La transaction obéit à des règles de forme et de fond
La transaction est soumise à des règles de forme : elle doit être écrite et signée. Ces règles ne sont pas des conditions de validité de la transaction mais des règles de preuve.
En revanche, de nombreuses conditions de fond encadrent la validité de la transaction. Elle est soumise au droit commun des obligations : les parties doivent avoir la capacité de contracter et leur consentement doit être libre et éclairé. Ainsi, n’est pas valable la transaction signée par un salarié qui ne sait pas lire le Français, dans la mesure où il n’est pas en mesure de comprendre la signification et la portée du document qu’il signe (Cassation sociale – 14 janvier 1997 – N° 106)
Existent aussi des conditions spéciales : la transaction doit rappeler l’existence d’un litige et les prétentions légitimes de chaque partie, et être précédée de discussions par lesquelles l’employeur et le salarié évaluent leurs droits et mesurent l’étendue des sacrifices réciproques (les parties doivent avoir eu le temps de réfléchir et d’étudier les propositions afin de pouvoir décider en toute connaissance de cause d’abandonner certaines prétentions).

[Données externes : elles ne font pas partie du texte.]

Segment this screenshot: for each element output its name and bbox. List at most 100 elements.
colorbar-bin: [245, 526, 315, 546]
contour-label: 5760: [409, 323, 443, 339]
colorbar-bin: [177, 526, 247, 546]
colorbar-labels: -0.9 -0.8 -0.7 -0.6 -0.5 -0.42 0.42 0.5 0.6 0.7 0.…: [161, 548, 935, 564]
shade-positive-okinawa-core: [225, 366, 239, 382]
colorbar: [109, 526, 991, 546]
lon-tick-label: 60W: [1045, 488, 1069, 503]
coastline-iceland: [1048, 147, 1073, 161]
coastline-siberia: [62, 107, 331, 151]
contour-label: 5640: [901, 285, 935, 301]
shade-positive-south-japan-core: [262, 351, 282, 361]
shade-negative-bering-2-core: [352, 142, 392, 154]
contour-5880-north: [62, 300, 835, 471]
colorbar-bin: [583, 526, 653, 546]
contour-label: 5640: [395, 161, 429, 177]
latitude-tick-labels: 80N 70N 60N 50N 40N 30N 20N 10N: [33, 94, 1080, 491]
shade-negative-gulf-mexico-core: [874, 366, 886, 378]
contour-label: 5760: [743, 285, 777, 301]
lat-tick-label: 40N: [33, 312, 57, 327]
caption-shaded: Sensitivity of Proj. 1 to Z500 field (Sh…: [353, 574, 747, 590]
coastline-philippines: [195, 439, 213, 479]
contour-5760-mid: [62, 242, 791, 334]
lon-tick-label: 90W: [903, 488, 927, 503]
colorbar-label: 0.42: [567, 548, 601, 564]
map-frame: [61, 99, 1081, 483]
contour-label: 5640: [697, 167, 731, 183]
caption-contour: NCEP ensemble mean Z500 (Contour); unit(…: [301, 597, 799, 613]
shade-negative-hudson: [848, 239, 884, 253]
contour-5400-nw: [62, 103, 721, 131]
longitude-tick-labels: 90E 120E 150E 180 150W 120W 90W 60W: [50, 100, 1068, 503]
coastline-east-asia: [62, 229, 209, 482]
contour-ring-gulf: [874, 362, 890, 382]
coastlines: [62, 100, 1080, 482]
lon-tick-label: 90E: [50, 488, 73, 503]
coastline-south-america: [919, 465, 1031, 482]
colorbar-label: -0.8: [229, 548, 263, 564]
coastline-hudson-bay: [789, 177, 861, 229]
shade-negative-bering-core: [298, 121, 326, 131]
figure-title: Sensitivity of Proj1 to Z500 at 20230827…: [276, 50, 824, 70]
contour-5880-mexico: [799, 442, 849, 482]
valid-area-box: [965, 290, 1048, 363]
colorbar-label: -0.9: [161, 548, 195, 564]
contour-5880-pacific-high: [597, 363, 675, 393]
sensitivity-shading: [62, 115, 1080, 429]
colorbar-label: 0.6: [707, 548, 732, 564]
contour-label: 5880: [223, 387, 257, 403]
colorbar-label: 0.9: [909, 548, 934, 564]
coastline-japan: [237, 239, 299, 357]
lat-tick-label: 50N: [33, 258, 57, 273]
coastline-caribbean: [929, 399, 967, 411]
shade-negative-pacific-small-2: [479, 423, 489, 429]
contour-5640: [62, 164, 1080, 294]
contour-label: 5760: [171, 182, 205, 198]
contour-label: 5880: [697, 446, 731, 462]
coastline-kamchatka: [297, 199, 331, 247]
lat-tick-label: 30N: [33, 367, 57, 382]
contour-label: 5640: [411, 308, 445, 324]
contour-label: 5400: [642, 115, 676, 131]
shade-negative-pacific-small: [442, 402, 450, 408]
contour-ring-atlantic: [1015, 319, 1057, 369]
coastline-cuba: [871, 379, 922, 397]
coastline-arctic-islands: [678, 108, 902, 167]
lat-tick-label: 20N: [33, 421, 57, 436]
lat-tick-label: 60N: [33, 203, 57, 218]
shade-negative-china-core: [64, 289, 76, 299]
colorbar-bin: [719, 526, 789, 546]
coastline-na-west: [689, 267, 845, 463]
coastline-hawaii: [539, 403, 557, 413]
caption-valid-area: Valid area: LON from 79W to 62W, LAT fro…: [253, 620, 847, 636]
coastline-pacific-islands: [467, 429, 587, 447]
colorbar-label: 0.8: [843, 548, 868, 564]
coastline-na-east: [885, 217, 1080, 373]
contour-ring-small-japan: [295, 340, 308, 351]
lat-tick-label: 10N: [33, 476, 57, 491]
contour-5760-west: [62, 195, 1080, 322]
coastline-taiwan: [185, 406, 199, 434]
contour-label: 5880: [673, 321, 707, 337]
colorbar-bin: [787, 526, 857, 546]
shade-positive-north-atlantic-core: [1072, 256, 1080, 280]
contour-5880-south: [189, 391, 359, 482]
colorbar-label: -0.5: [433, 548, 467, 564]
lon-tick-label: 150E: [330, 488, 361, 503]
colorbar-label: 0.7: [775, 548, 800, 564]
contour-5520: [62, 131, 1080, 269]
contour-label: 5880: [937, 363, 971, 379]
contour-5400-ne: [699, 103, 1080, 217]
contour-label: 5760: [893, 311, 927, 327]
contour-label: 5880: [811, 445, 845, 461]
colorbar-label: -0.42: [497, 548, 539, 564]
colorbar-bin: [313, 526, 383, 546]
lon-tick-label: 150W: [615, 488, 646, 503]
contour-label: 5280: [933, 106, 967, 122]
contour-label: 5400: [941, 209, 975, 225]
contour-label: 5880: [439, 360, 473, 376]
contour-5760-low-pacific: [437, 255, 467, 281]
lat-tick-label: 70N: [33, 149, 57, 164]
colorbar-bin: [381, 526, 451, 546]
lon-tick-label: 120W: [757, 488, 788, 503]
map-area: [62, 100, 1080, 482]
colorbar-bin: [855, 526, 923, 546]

La transaction doit faire état des concessions réciproques : chaque partie abandonne une partie de ses droits ou revendication. Mais les concessions doivent être réelles et appréciables. Ainsi, la transaction peut être annulée si l’employeur verse une indemnité transactionnelle dérisoire (Cassation sociale – 28 novembre 2000).
La portée de la transaction
Attention : La transaction a, entre les parties, l’autorité de la chose jugée en dernier ressort, les points sur lesquels elle porte ne peuvent être remis en cause. Elle a donc un caractère absolu. L’exécution de la transaction conduit l’employeur au versement d’une somme comprenant des dommages-intérêts mais aussi des éléments de rémunération qui doivent donner lieu, obligatoirement, à l’établissement d’un bulletin de paie.
D’un point de vue social et fiscal, les éléments visés par la transaction (salaire, congés, primes…) sont soumis au droit commun. Il en est autrement pour l’indemnité transactionnelle qui peut être exonérée partiellement tant d’un point de vue des cotisations sociales que d’un point de vue fiscal.